At block 435, the analysis system 110 may be configured to calculate a score for the subject. In some embodiments, the score is a z-score (although as described previously in connection with FIG. 3, other scores are contemplated in other embodiments). In particular, the analysis system 110 may be configured to calculate a reconstruction error for the subject and for each reference sample based on differences between each reconstructed read depth profile and a corresponding original read depth profile (obtained at block 420 for the subject and obtained at block 425 for each reference sample). The reconstruction error may be determined by calculating the mean squared error based on the original read depth profile and the reconstructed read depth profile. In particular, a difference between each data point in the original read depth profile and a corresponding data point in the reconstructed read depth profile for the subject may be calculated, squared and averaged and used to determine the reconstruction error for the subject. A z-score for the subject may then be calculated for the subject. The z-score may be calculated as a measure of the subject’s reconstruction error relative to the reconstruction errors generated for the one or more reference samples, and is calculated from the distribution of reconstruction errors generated at block 430 based on the read depth profiles for the structural variant region for the subj ect and the one or more reference samples.

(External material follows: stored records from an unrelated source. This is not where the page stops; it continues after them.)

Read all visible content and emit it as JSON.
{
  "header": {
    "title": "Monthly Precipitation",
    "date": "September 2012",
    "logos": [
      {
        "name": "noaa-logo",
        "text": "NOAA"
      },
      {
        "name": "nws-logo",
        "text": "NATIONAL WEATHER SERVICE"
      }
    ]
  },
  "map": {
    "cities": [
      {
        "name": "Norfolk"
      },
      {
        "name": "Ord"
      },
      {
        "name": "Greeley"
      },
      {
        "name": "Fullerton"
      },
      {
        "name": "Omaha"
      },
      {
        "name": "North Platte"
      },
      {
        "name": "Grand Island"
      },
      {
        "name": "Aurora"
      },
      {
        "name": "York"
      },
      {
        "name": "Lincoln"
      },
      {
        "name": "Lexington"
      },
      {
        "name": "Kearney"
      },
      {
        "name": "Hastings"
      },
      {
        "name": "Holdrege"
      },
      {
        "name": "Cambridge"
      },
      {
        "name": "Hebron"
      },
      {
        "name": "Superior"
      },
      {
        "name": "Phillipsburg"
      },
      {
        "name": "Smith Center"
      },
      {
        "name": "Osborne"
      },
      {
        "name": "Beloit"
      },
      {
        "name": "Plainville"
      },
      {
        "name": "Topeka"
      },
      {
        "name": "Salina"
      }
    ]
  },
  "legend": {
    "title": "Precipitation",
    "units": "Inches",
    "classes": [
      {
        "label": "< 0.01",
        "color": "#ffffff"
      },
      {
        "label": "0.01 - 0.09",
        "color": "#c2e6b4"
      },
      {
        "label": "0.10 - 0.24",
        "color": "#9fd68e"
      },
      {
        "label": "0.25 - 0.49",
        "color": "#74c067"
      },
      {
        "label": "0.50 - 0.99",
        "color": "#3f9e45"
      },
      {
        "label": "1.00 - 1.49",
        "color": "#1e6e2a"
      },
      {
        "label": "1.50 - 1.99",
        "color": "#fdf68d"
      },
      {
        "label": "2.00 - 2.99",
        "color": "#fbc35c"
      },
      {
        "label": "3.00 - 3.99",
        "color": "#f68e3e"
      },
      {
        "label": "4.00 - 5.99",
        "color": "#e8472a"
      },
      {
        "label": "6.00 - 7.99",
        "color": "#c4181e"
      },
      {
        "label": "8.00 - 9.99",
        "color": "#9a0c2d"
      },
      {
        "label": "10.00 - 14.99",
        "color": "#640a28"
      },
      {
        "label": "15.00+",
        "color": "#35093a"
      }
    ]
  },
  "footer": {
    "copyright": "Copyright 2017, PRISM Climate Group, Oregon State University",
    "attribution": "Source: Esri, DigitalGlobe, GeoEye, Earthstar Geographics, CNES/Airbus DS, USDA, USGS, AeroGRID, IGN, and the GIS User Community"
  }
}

At block 440, the analysis system 110 may be configured to determine whether the score determined for the subject satisfies one or more score thresholds. In an instance in which the analysis system 110 determines that the score (e.g., z-score) for the subject satisfies one or more score thresholds, the analysis system 110 may report, call, or otherwise positively flag the structural variant. In some embodiments, the analysis system may compare the score determined for the subject to one or more score thresholds. For example, a score threshold may be, for example, about or at least about 1 .65, 1 .96, 2.0, 2.58 or 3.0. As another example, the analysis system 110 may determine whether the score (e.g., z-score) for the subject is ranked in a predetermined top percentile of scores (e.g., z-scores) calculated for a plurality of test samples and/or other reference samples. In an instance in which the score for the subject is ranked in a predetermined top percentile of scores, the analysis system may report the structural variant. As such, in an instance in which a score determined for a subject satisfies (e.g., exceeds) at least one of the score thresholds, the analysis system 110 may call, report, or flag the structural variant. Reporting the structural variant may be indicative that the candidate structural variant for the subject is determined to be real.

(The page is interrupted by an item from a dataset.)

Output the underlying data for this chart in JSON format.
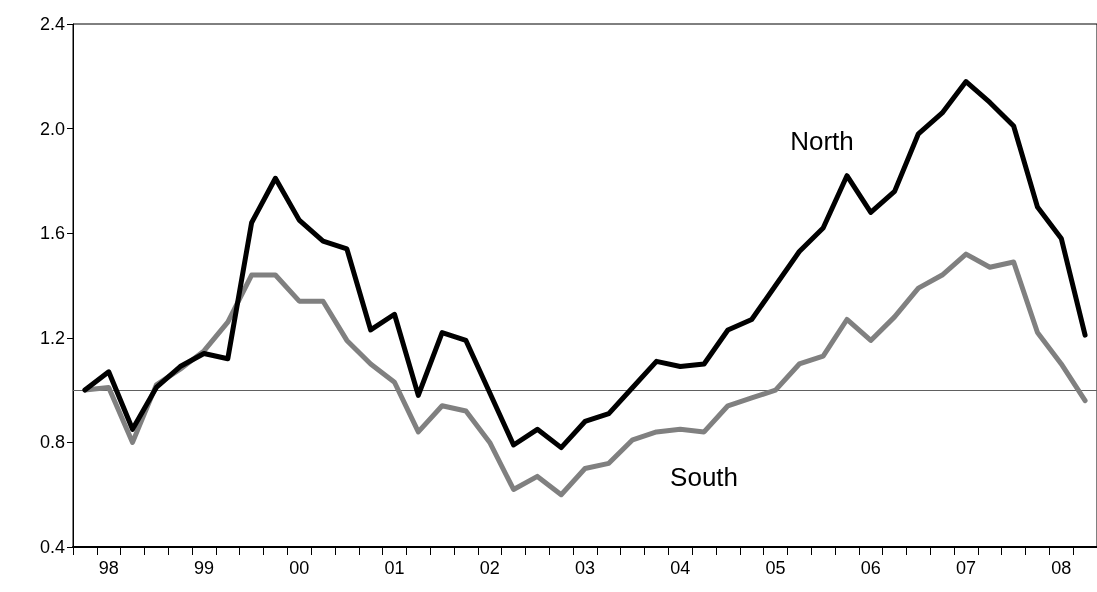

In some embodiments, once the structural variant is reported, called, or otherwise positively flagged, the analysis system 110 may output the original read depth profile and/or the reconstructed read depth profile of the subject to one or more users. In some embodiments, the analysis system 110 may also include an indication of the score (e.g., z- score) determined for the subject such that a user may consider this value in a review of the read depth profiles. In some embodiments, the analysis system 110 may also output one or more of the original read depth profiles and/or reconstructed profiles for one or more reference samples.

FIG. 5 is a flow diagram illustrating an example process 500 for identifying structural variants associated with a particular label, in accordance with one or more embodiments of the present disclosure. Process 500 may be performed by processing logic that may comprise hardware (e.g., circuitry, dedicated logic, programmable logic, a processor, a processing device, a central processing unit (CPU), a system-on-chip (SoC), etc ), software (e.g., instructions running/executing on a processing device), firmware (e.g., microcode), or a combination thereof. In some embodiments, the process 500 may be performed by one or more of a computing device, an analysis system (e.g., analysis system 110 illustrated in FIG. 1), a machine learning model (e.g., machine learning models 111 illustrated in FIG. 1), and/or an autoencoder (e.g., autoencoder 200 illustrated in FIG. 2).

With reference to FIG. 5, process 500 illustrates example functions used by various embodiments. Although specific function blocks ("blocks") are disclosed in process 500, such blocks are examples. That is, embodiments are well suited to performing vanous other blocks or variations of the blocks recited in process 500. It is appreciated that the blocks in process 500 may be performed in an order different than presented, and that not all of the blocks in process 500 may be performed. In addition, additional other blocks (not illustrated in FIG. 5) may be inserted between the blocks illustrated in FIG. 5.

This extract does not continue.